She will likely raise the money
she needs. Hopefully her family’s burdens will be limited to the health issues
they face and not insolvency. If what the
family raises exceeds their needs I suspect they will turn around and donate
the difference, being undoubtedly selfless. The entire exercise is a highly
visible version of requests for help one sees or hears about with some
frequency. Whether it’s televised pleas,
news about bake sales, raffles, marathon marches, firehouse solicitations, church
bazaars, or whatever, they all strike a sympathetic chord; moreover they put
emphasis on the positive aspects of giving - the greater community helping,
perhaps even saving one of its own without a quid pro quo. It’s even routinely suggested that such
action exemplifies the American spirit
– independent and unconditional in its rugged resolve to rally around adversity. To me the event itself has become the real
tragedy and I seem to vacillate easily between feelings of nausea and anger.
The good citizens of this nation
no longer lead their lives on wagon trains crossing the wilderness. When times are tough we no longer can expect
Sheriff Andy Taylor and Aunt Bea to arrive at the door with a basket of
goodness, nor Marcus Welby, MD to cure what ails us in exchange for a wide grin
of appreciation. The greater tragedy is
that for every such emotionally uplifting fund drive there are probably hundreds,
possibly thousands of people who are forced to give up everything they own just
utilize what John Boehner and Eric Cantor call the best health care system on the planet. The entire sick Republican establishment
continues to attack the Affordable Health
Care Act (AHCA) and successfully get a majority of healthy, white,
middleclass Americans to believe that begging to get help for health care is
the American way. For Republicans it is
the American way, especially for those businesses on the receiving end of all
those donations and estate liquidations.
The fact that Mitt Romney is campaigning on, among other things, the
vowed repeal of AHCA is a testimony to power of greed and collective idiocy.
In 2014, provided Romney is not
elected, everyone will have access to health care insurance, there will be no
refusal of anyone for prior conditions, there will be no caps on coverage, and there
will be caps on out-of-pocket expenses. There
is no clear evidence that overall health care costs will decline. That is clearly step two. The AHCA, when it takes effect in 2014 will
reduce government health care costs by only a pittance, a mere $109 billion
over 10 years, according to Congressional Budget Office, but it’s at least
going in the right direction. But
whether we pay for health care as a nation in taxes (my preference) or
insurance premiums we finally , as a nation, are in it together…all of us. The reduction in costs will have to come from
the providers, and it will be a battle.
Under the new law the insurance companies are now limited to 20% of
premiums for administrative costs and profit.

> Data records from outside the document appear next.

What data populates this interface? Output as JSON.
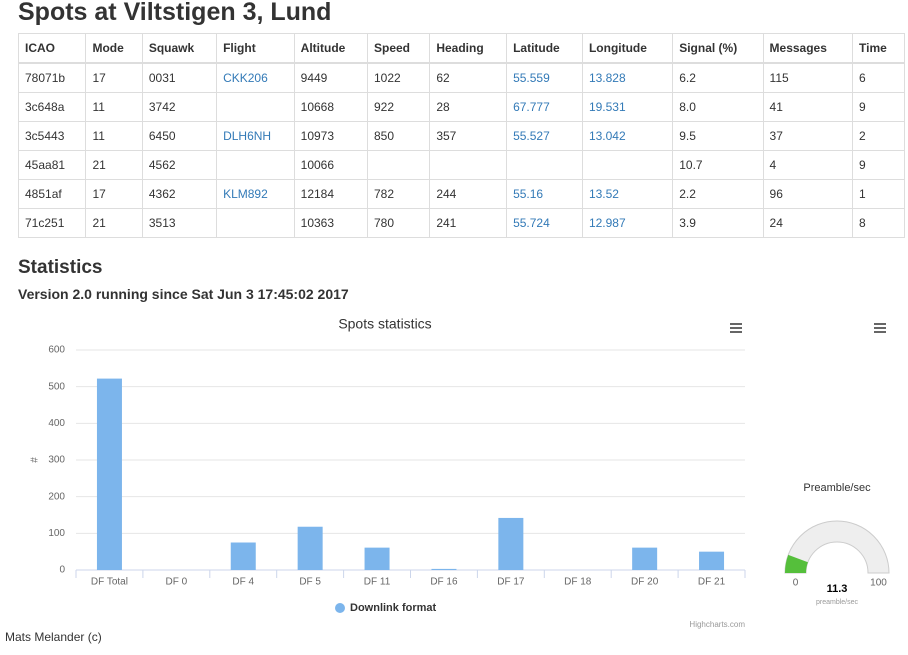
{
  "title": "Spots at Viltstigen 3, Lund",
  "table": {
    "columns": [
      "ICAO",
      "Mode",
      "Squawk",
      "Flight",
      "Altitude",
      "Speed",
      "Heading",
      "Latitude",
      "Longitude",
      "Signal (%)",
      "Messages",
      "Time"
    ],
    "rows": [
      [
        "78071b",
        "17",
        "0031",
        "CKK206",
        "9449",
        "1022",
        "62",
        "55.559",
        "13.828",
        "6.2",
        "115",
        "6"
      ],
      [
        "3c648a",
        "11",
        "3742",
        null,
        "10668",
        "922",
        "28",
        "67.777",
        "19.531",
        "8.0",
        "41",
        "9"
      ],
      [
        "3c5443",
        "11",
        "6450",
        "DLH6NH",
        "10973",
        "850",
        "357",
        "55.527",
        "13.042",
        "9.5",
        "37",
        "2"
      ],
      [
        "45aa81",
        "21",
        "4562",
        null,
        "10066",
        null,
        null,
        null,
        null,
        "10.7",
        "4",
        "9"
      ],
      [
        "4851af",
        "17",
        "4362",
        "KLM892",
        "12184",
        "782",
        "244",
        "55.16",
        "13.52",
        "2.2",
        "96",
        "1"
      ],
      [
        "71c251",
        "21",
        "3513",
        null,
        "10363",
        "780",
        "241",
        "55.724",
        "12.987",
        "3.9",
        "24",
        "8"
      ]
    ]
  },
  "statistics": {
    "title": "Statistics",
    "version": "Version 2.0 running since Sat Jun 3 17:45:02 2017"
  },
  "chart_data": [
    {
      "type": "bar",
      "title": "Spots statistics",
      "y_label": "#",
      "categories": [
        "DF Total",
        "DF 0",
        "DF 4",
        "DF 5",
        "DF 11",
        "DF 16",
        "DF 17",
        "DF 18",
        "DF 20",
        "DF 21"
      ],
      "series": [
        {
          "name": "Downlink format",
          "color": "#7cb5ec",
          "values": [
            522,
            0,
            75,
            118,
            61,
            3,
            142,
            0,
            61,
            50
          ]
        }
      ],
      "ylim": [
        0,
        600
      ],
      "yticks": [
        0,
        100,
        200,
        300,
        400,
        500,
        600
      ],
      "grid": true,
      "legend": "bottom",
      "credits": "Highcharts.com"
    },
    {
      "type": "gauge",
      "title": "Preamble/sec",
      "value": 11.3,
      "unit": "preamble/sec",
      "color": "#55bf3b",
      "ylim": [
        0,
        100
      ],
      "yticks": [
        0,
        100
      ]
    }
  ],
  "footer": "Mats Melander (c)"
}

That’s an improvement. In all
other advanced economies that percentage is in single digits. We have a ways to go.
When will the American Conservative
stop getting their warm and fuzzes by participating (vicariously or actually)
in the charitable support of health care for pretty white people? They don’t
realize or are too stupid to understand that the system they so lovingly
embrace and the changes they so vehemently oppose are simply a manipulation by
a really bad political party, whose true interests are very narrow. Rank and file Conservatives or Tea Partiers
should look in the mirror because, like most Americans, they’re not
particularly attractive nor particularly gregarious and therefore unlikely to get
many hits on their own internet plea for help. This is what they want to keep?